Harvest of a Lifetime

It’s harvest time.  The light is golden, the cycle of the earth is coming to another close.  The Harvest Moon of September has come and gone.  There is a lovely peace in the fall, anticipation of the renewing aspect of winter. Things slow down, you turn inward to contemplate the lessons of the year, of your life, and how to apply them to 2020.

We live currently with a backdrop of uncertainty and many feel these are the darkest of times, but I disagree.  Any student of history knows that we are suffering more from anticipating disasters,  than from real ones, like our ancestors who actually suffered!

Consider the Irish potato famine.  It’s hard to conceive in this day and age when we have 45 brands of potato chips,  50 candy bars, long meat counters and abundant produce, that our ancestors in Ireland went ravenously hungry in the  19th century. By the early 1840s almost half the Irish population—but primarily the rural poor—had come to depend almost exclusively on the potato for their diet. The rest of the population also consumed it in large quantities. So when the crop was struck down by a blight, there was not much else to eat.  Imagine now telling your grandchildren to share one potato, or perhaps eat once a day.

Or consider the Russian revolution. Whatever your beliefs are about the cause and effects, to have your home mauraded and your belongings ransacked is unthinkable today.

Earlier there was the bubonic plague. The Black Death was a devastating global epidemic View from a sailboat, tilted by the wind that struck Europe and Asia in the mid-1300s. People gathered on the docks were met with a horrifying surprise: Most sailors aboard the ships were dead, and those still alive were gravely ill and covered in black boils that oozed blood and pus.  75-200 million people died.
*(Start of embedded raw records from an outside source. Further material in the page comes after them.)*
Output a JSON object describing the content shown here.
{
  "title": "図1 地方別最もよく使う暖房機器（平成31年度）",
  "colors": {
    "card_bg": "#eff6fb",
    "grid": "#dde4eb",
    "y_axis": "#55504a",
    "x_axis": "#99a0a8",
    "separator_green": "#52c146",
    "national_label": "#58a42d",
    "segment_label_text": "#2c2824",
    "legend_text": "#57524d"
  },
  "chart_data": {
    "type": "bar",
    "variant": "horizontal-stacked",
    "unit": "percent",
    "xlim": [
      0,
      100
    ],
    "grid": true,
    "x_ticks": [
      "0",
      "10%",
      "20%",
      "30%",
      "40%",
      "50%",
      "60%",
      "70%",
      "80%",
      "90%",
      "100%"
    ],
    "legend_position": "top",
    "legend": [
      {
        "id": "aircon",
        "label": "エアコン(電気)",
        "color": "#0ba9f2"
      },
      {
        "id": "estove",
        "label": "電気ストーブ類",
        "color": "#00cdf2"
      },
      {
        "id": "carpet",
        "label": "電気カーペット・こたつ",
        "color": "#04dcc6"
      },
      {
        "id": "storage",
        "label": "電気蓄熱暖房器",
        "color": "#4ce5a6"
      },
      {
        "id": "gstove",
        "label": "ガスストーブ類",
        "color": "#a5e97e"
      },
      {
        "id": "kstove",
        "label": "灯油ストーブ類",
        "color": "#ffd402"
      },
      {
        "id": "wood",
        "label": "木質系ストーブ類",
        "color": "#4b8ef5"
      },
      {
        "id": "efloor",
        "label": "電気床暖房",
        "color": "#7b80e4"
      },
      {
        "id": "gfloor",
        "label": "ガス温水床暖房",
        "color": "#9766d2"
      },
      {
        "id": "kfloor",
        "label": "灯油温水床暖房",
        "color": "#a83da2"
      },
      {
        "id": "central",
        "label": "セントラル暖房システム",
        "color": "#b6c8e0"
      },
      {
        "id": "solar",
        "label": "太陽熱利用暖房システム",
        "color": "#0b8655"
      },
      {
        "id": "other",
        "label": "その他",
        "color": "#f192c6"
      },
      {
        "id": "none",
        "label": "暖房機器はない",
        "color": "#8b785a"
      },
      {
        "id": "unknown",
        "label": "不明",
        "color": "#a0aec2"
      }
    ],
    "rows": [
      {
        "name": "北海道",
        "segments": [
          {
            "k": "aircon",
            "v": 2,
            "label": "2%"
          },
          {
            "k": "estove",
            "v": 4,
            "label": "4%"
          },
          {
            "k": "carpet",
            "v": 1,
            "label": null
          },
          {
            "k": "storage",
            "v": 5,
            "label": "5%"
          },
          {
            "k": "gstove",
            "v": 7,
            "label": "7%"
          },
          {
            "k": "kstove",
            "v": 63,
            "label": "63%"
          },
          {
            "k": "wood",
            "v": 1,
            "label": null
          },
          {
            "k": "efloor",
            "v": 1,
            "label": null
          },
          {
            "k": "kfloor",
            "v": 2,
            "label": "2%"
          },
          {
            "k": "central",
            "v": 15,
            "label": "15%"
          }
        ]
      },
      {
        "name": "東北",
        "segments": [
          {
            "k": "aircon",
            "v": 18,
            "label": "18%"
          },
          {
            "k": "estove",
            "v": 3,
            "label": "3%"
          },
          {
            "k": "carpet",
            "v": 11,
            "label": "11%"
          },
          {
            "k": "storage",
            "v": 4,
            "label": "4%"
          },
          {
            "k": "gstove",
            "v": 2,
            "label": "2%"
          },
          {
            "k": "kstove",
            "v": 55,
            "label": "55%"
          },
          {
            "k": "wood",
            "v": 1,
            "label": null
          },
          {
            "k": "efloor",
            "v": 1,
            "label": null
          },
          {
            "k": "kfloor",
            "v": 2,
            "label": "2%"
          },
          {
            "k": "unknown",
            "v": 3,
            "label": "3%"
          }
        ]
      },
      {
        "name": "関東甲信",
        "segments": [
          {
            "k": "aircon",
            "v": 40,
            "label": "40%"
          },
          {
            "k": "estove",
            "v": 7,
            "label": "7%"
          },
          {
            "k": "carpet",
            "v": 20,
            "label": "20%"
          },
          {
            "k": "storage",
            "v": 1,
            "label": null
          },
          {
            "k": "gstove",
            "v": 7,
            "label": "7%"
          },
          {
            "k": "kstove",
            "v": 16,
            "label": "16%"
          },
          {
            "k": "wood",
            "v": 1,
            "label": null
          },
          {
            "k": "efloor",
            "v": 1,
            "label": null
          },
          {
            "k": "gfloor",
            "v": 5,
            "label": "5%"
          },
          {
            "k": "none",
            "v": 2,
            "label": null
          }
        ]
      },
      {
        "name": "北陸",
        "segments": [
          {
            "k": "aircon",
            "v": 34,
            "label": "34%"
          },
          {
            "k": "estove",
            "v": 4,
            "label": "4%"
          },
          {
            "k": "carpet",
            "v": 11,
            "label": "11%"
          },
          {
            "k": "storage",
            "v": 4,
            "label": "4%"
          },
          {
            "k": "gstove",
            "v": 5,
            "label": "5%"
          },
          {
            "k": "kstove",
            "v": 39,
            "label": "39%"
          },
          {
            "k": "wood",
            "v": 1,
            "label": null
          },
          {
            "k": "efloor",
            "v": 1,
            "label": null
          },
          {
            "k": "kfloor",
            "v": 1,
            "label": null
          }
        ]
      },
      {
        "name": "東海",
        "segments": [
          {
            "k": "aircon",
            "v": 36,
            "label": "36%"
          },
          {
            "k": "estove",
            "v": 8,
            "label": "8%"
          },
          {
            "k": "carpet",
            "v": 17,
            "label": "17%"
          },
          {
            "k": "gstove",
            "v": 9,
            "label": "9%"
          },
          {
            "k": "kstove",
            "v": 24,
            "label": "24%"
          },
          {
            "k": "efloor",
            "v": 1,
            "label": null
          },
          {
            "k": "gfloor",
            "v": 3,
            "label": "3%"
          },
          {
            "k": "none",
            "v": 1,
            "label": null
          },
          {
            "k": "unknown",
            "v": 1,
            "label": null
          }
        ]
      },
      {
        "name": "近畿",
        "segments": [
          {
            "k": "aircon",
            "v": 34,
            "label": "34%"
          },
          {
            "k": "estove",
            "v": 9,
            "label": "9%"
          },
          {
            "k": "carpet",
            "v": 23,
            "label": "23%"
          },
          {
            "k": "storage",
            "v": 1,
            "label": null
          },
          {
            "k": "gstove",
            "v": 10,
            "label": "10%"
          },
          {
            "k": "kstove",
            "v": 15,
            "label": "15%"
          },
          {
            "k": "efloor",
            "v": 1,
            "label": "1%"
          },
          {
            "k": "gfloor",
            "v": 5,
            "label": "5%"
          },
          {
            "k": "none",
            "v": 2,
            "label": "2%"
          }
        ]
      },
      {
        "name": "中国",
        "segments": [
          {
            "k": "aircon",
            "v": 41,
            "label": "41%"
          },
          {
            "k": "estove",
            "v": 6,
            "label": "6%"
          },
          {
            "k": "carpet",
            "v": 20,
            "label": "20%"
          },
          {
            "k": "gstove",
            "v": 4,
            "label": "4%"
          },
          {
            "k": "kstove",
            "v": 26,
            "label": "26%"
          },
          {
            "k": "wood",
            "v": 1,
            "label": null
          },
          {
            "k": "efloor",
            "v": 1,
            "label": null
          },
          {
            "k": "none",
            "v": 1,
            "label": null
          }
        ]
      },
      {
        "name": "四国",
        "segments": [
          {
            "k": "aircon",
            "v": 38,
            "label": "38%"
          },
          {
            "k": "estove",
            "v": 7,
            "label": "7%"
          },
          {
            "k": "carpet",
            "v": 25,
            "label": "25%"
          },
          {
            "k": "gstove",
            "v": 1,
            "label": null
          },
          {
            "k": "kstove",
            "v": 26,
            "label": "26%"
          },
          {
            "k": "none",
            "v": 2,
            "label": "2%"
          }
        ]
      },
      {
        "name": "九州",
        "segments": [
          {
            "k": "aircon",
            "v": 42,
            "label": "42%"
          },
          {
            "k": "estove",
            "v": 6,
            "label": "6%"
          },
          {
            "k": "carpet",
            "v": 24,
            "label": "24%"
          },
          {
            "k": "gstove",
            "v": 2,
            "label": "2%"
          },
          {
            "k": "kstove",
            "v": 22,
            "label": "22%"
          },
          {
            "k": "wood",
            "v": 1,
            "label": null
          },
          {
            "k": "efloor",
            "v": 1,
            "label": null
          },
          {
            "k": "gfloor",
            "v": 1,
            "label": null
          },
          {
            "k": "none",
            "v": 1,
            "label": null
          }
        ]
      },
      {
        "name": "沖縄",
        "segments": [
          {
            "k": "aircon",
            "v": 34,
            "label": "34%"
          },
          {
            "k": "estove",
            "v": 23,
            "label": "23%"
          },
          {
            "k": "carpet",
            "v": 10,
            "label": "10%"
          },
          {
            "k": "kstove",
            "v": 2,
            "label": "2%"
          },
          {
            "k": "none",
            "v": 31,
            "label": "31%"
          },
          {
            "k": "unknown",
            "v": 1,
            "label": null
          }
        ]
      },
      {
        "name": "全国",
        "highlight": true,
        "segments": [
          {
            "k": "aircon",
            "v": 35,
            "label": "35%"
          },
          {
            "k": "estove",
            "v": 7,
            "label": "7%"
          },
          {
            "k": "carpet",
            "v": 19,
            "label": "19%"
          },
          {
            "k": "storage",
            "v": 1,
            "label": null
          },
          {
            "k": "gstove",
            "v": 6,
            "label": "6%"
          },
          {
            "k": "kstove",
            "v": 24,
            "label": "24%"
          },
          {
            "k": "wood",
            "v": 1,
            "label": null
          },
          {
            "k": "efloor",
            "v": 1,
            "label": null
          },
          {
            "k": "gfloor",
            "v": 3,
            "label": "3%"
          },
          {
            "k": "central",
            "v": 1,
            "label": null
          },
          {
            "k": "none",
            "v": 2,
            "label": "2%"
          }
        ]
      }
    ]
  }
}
We are upset if we cannot gene edit our DNA.

As you contemplate 2020, try to ignore the media hype and the ugly discourse designed to divide us.  Turn off the manipulative talking heads and tone down your anxieties. Be someone the world is worth saving for.  Live gracefully into the future.  Who knows, we all may be happier on Mars if we give science a chance!  There is much to be grateful for and we should try to hold a consciousness of peace and gratitude as we set our sails for 2020.